Sin embargo, no se debe olvidar que el Parlamento Europeo juega ahora un papel importante en la adopción de unas decisiones europeas que afectan a la vida cotidiana de los europeos. El Parlamento Europeo fue primero reconocido por los tratados europeos en 1957 como una asamblea parlamentaria europea con unos poderes muy limitados, siendo el Parlamento en el mejor de los casos consultado y, normalmente, simplemente informado de las decisiones tomadas por el Consejo.

Hoy en día, el Parlamento Europeo puede ser calificado ciertamente de colegislador junto con el Consejo de la Unión Europea (suerte de segunda Cámara legislativa en la cual los Estados miembros están representados), al ser la mayoría de las leyes europeas aprobadas siguiendo un procedimiento de codecisión entre ambas instituciones. Colegislar significa que el Parlamento tiene un enorme poder de negociación que le permite modificar las propuestas presentadas por la Comisión Europea y, por lo tanto, orientar las decisiones europeas en un sentido u otro. Decidir, por ejemplo, que las reducciones de CO2 de los coches para 2030 deben ser de 30% o de 37,5% (en relación con los niveles de 2005) depende en buena medida de la posición que adopta el Parlamento Europeo.
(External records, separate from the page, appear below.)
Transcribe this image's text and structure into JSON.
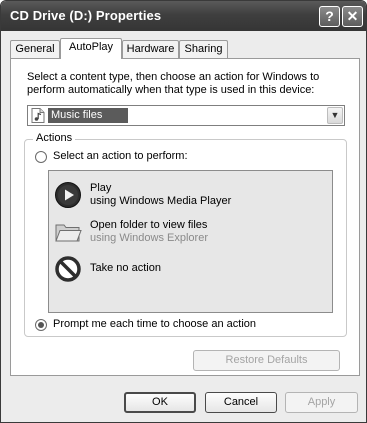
{
  "window": {
    "title": "CD Drive (D:) Properties",
    "help_glyph": "?",
    "close_glyph": "✕"
  },
  "tabs": [
    {
      "label": "General",
      "active": false
    },
    {
      "label": "AutoPlay",
      "active": true
    },
    {
      "label": "Hardware",
      "active": false
    },
    {
      "label": "Sharing",
      "active": false
    }
  ],
  "autoplay": {
    "intro": "Select a content type, then choose an action for Windows to perform automatically when that type is used in this device:",
    "content_type": {
      "selected": "Music files",
      "icon": "music-file-icon"
    },
    "actions_group": {
      "legend": "Actions",
      "select_action_label": "Select an action to perform:",
      "select_action_checked": false,
      "prompt_label": "Prompt me each time to choose an action",
      "prompt_checked": true,
      "items": [
        {
          "title": "Play",
          "subtitle": "using Windows Media Player",
          "icon": "play-icon",
          "enabled": true
        },
        {
          "title": "Open folder to view files",
          "subtitle": "using Windows Explorer",
          "icon": "folder-icon",
          "enabled": true
        },
        {
          "title": "Take no action",
          "subtitle": "",
          "icon": "no-action-icon",
          "enabled": true
        }
      ]
    },
    "restore_label": "Restore Defaults"
  },
  "footer": {
    "ok_label": "OK",
    "cancel_label": "Cancel",
    "apply_label": "Apply"
  },
  "colors": {
    "titlebar": "#3f3f3f",
    "selection": "#5b5b5b",
    "dialog_bg": "#ececec",
    "disabled_text": "#a4a4a4"
  }
}
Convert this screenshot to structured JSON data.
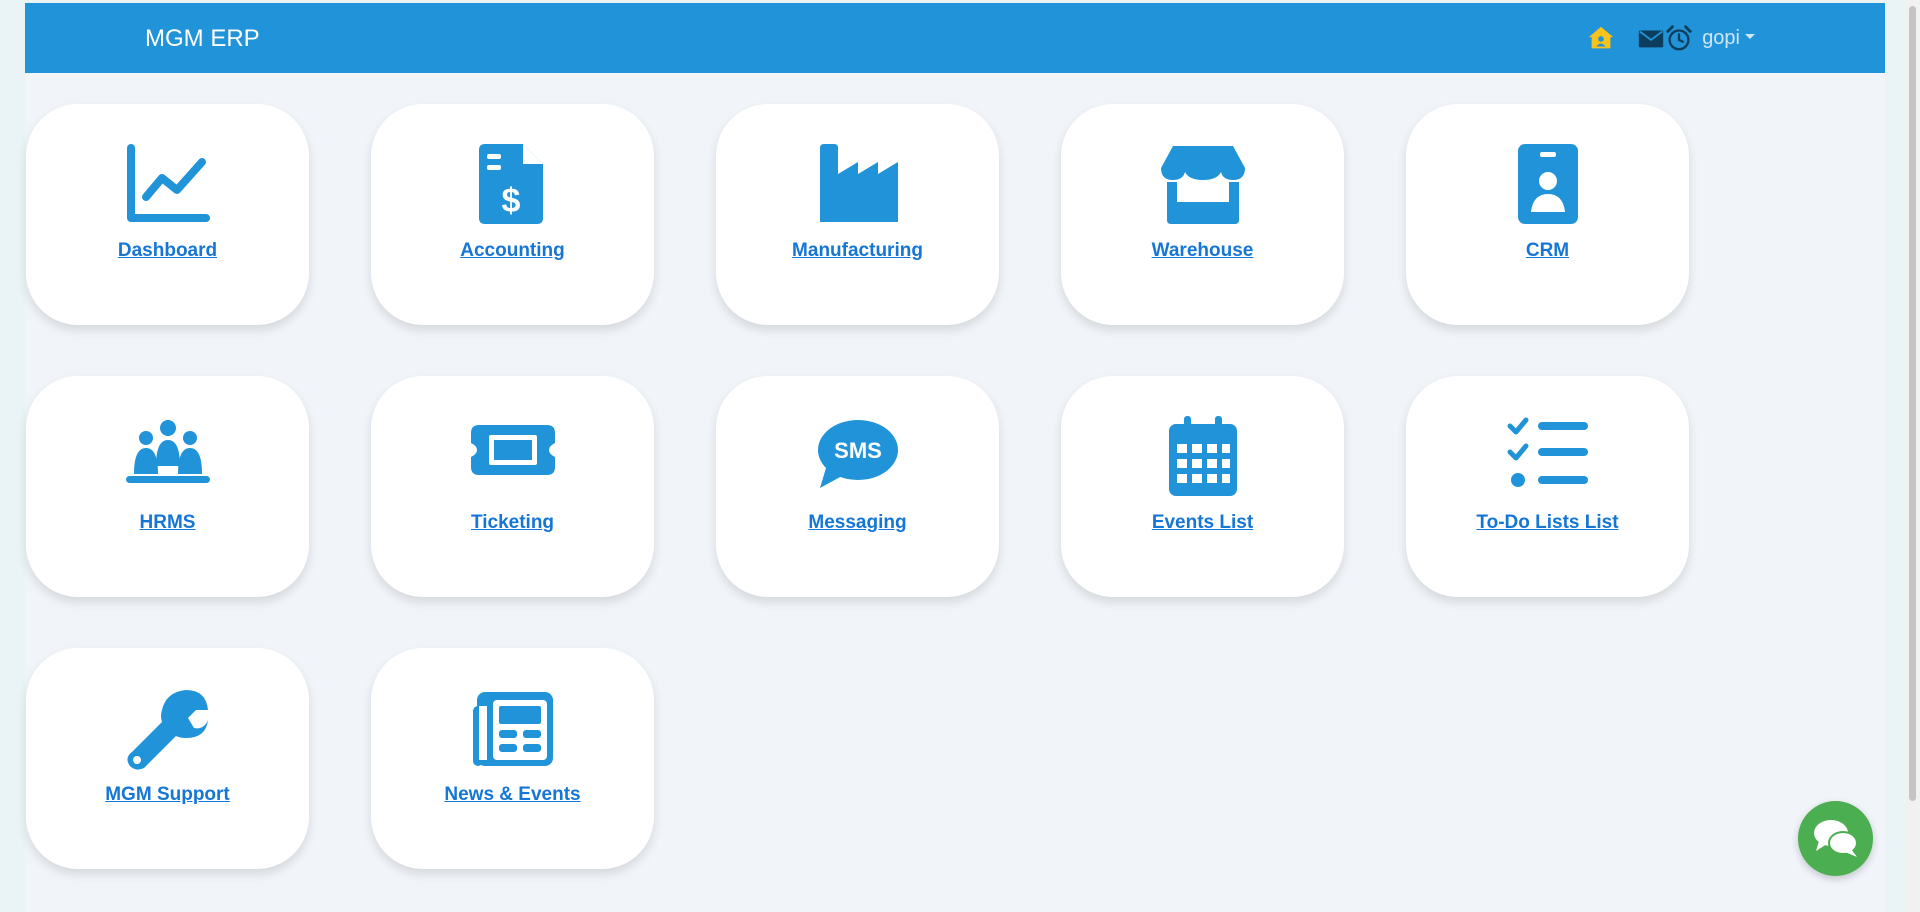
{
  "header": {
    "brand": "MGM ERP",
    "icons": [
      "home-icon",
      "mail-icon",
      "alarm-clock-icon"
    ],
    "user_name": "gopi"
  },
  "modules": [
    {
      "label": "Dashboard",
      "icon": "chart-line-icon"
    },
    {
      "label": "Accounting",
      "icon": "invoice-dollar-icon"
    },
    {
      "label": "Manufacturing",
      "icon": "factory-icon"
    },
    {
      "label": "Warehouse",
      "icon": "store-icon"
    },
    {
      "label": "CRM",
      "icon": "id-badge-icon"
    },
    {
      "label": "HRMS",
      "icon": "people-group-icon"
    },
    {
      "label": "Ticketing",
      "icon": "ticket-icon"
    },
    {
      "label": "Messaging",
      "icon": "sms-icon"
    },
    {
      "label": "Events List",
      "icon": "calendar-icon"
    },
    {
      "label": "To-Do Lists List",
      "icon": "list-check-icon"
    },
    {
      "label": "MGM Support",
      "icon": "wrench-icon"
    },
    {
      "label": "News & Events",
      "icon": "newspaper-icon"
    }
  ],
  "chat_button": {
    "icon": "chat-bubbles-icon"
  },
  "colors": {
    "navbar": "#2193d8",
    "icon_blue": "#2193d8",
    "link_blue": "#1576d6",
    "home_icon": "#f6c21b",
    "chat_green": "#4bae50",
    "page_background": "#f1f5fa"
  }
}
Entre los poderes que el Parlamento Europeo adquirió más recientemente figura el de definir anualmente el presupuesto europeo de nuevo junto con el Consejo de la Unión Europea y de aprobar el marco financiero para un periodo mínimo de cinco años. Como se sabe muy bien, decidir cómo se reparten los ingresos y los gastos del presupuesto total de la Unión Europea (alrededor de 165.800 millones de euros al año) es una decisión eminentemente política.

Además de desempeñar una labor propiamente legislativa y presupuestaria, el Parlamento Europeo juega un papel clave en el equilibrio de poderes en la Unión Europea y en particular de control de la Comisión Europea, principal órgano ejecutivo de la Unión. Se puede decir que la legitimidad democrática de la Comisión Europea proviene en parte del Parlamento Europeo y por ende de los ciudadanos europeos, recordando así el papel desempeñado por los Parlamentos nacionales en las democracias europeas. Desde las últimas elecciones europeas de 2014 y de la reforma introducida por el Tratado de Lisboa, el Consejo Europeo, formado por los jefes de Estado y de Gobierno de los Estados miembros, debe tener en cuenta los resultados en las elecciones europeas para proponer el/la candidato/a a presidir la Comisión Europea. A fin de cuentas, significa que el/la presidente/a de la Comisión Europea debe su elección a lo que han decidido los ciudadanos europeos. Significa que, con su voto, los ciudadanos europeos deciden si prefieren ver un/a presidente/a conservador, liberal, social-demócrata o de cualquier otro color político al frente de la Comisión Europea.

Las próximas elecciones europeas representan, sin lugar a dudas, un momento importante para los ciudadanos europeos porque es la única ocasión que tienen de expresar, a través de la elección de una institución clave, tanto su apoyo a la Unión Europea como su rechazo. Deben ser conscientes de ello tanto los propios ciudadanos como los líderes políticos. No nos olvidemos del Parlamento Europeo.